Berenjenas bailarinas y otros sucesos mágicos (Esther)

      - ¿Por qué no lleva zapatos Mr. Cagan?.


- Oh, ¡por Dios!. Puedes llamarme Steve - trago saliva. Tengo la cabeza en otro mundo. Actúo lo más rápido que puedo sin parecer loco, pero siento un fuerte impulso de ponerme a bailar sobre la mesa o quizás gritar a esta mujer que solo hace su trabajo, y claro, eso quedaría aún más de perturbado demente que de exquisito y noble empresario. Necesito calmarme. Respirar. Buscar una solución razonable para este problema. ¡¿Por que hay un unicornio en la puerta?!, ¿y de que color se supone que es?, ¿verde?. Apoyo mi mano en su espalda amigablemente y hablo - Sigo una filosofía muy zen en mi vida - vomito palabrería falsa. Mentiras para mantenerme en la gloria. Quiero seguir saboreando el triunfo y la notoriedad de mi potente imagen - Me gusta sentir el suelo por el cual ando, conectar con la tierra, distinguir las texturas y las temperaturas. Vivir el aquí y ahora. En definitiva, saber palpar la realidad - sonrío - Aunque a veces, más de las que quisiera reconocer, acabas pisando cosas que no son del todo agradables. Ya me entiendes - río. Ella también ríe convencida y anota la información falsa en su adorable libretita de anillas.
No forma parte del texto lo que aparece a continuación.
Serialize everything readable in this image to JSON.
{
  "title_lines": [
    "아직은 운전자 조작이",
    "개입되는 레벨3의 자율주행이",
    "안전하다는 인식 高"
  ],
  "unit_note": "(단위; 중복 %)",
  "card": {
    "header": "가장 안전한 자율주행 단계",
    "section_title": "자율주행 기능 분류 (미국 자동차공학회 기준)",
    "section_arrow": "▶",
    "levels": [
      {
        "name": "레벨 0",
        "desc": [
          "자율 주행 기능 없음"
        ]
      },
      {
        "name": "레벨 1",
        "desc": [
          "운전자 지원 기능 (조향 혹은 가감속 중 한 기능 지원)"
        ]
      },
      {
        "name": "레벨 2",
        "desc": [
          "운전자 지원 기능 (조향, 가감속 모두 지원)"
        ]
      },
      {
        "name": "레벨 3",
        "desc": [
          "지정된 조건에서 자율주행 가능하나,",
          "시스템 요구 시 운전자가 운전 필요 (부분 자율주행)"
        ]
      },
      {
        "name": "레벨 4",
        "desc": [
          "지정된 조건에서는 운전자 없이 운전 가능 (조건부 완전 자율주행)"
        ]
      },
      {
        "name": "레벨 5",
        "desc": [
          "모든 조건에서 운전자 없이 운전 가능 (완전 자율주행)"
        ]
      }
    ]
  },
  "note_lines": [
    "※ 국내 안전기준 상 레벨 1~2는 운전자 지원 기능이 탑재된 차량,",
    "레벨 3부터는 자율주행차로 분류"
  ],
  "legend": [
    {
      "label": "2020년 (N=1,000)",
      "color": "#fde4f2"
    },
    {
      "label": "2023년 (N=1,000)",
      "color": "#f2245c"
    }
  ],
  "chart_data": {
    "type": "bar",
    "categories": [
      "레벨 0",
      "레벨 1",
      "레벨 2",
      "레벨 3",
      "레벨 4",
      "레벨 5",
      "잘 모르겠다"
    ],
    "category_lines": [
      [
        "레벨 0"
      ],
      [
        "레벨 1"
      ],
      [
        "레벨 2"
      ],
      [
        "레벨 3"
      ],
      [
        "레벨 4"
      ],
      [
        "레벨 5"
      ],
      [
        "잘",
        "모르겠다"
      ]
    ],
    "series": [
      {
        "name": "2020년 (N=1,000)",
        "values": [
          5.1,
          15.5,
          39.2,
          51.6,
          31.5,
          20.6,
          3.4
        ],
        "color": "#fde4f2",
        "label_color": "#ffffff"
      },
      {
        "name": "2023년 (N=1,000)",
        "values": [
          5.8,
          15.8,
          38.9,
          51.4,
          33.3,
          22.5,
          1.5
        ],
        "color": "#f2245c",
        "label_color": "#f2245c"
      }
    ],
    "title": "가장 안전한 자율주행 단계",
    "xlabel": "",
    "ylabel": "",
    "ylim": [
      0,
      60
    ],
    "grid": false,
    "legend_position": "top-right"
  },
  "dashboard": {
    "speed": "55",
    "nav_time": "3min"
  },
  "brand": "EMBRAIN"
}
Sé que suena totalmente ridículo mi discurso. Ella esta contemplando, admirada, a un hombre que posee una de las más grandes fortunas de EE.UU. Un hombre inteligente y atractivo. Con buen gusto a la hora de vestir, pero algo falla, la ausencia de calzado, aunque lleve unos cómodos calcetines de piel de serpiente (son discretos y suaves. ¡Los adoro!). Solo mis calzoncillos valen más de 1000$ (para ser exactos 1891$). Seamos sinceros, la situación se me va de las manos. 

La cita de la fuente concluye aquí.